Abstract

The stability of the Hagen‐Poiseuille flow of a Newtonian fluid in an incompressible, collapsible, viscoelastic tube is determined using linear stability analysis. The dependence of the tube’s diameter in the base state on the axial distance is explicitly accounted for in the present formulation. A novel numerical strategy is introduced to study the spatiotemporal stability of the coupled fluid-structure system subjected to infinitesimal axisymmetric or nonaxisymmetric disturbances. Axisymmetric disturbances correspond to the azimuthal wave number n = 0. There, we have identified two convective instability modes, one propagating upstream and the other downstream. For each of the nonaxisymmetric disturbances n = 1‐6, we have found one absolute instability propagating upstream, whereas for n = 1, 2, downstream-propagating convective modes are additionally observed.
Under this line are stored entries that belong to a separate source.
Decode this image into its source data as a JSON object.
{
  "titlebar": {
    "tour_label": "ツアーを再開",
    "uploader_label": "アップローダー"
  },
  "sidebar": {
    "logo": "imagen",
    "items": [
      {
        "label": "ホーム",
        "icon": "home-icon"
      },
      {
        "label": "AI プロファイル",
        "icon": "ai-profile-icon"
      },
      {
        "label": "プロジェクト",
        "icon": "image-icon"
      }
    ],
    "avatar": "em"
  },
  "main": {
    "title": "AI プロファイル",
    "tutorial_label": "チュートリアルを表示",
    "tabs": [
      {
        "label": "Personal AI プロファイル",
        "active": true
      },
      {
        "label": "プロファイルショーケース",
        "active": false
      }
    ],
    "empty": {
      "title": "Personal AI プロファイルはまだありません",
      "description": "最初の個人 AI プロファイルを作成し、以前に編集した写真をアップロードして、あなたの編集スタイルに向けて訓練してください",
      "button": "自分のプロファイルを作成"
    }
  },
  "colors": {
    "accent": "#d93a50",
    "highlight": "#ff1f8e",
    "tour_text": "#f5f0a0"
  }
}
Two of the standing waves have equal frequencies at their respective cusp points, while a third absolute instability has triple that frequency, in excellent agreement with existing experiments. The n = 1 absolute instability mode is replaced by a convective mode when the Reynolds number exceeds 200, while the other standing waves, at n = 2‐6, persist to high Reynoldsnumber values. Increasing the solid’s viscosity, thickness, or shear modulus causes the absolute instability modes to become convective as well as to ultimately become stable.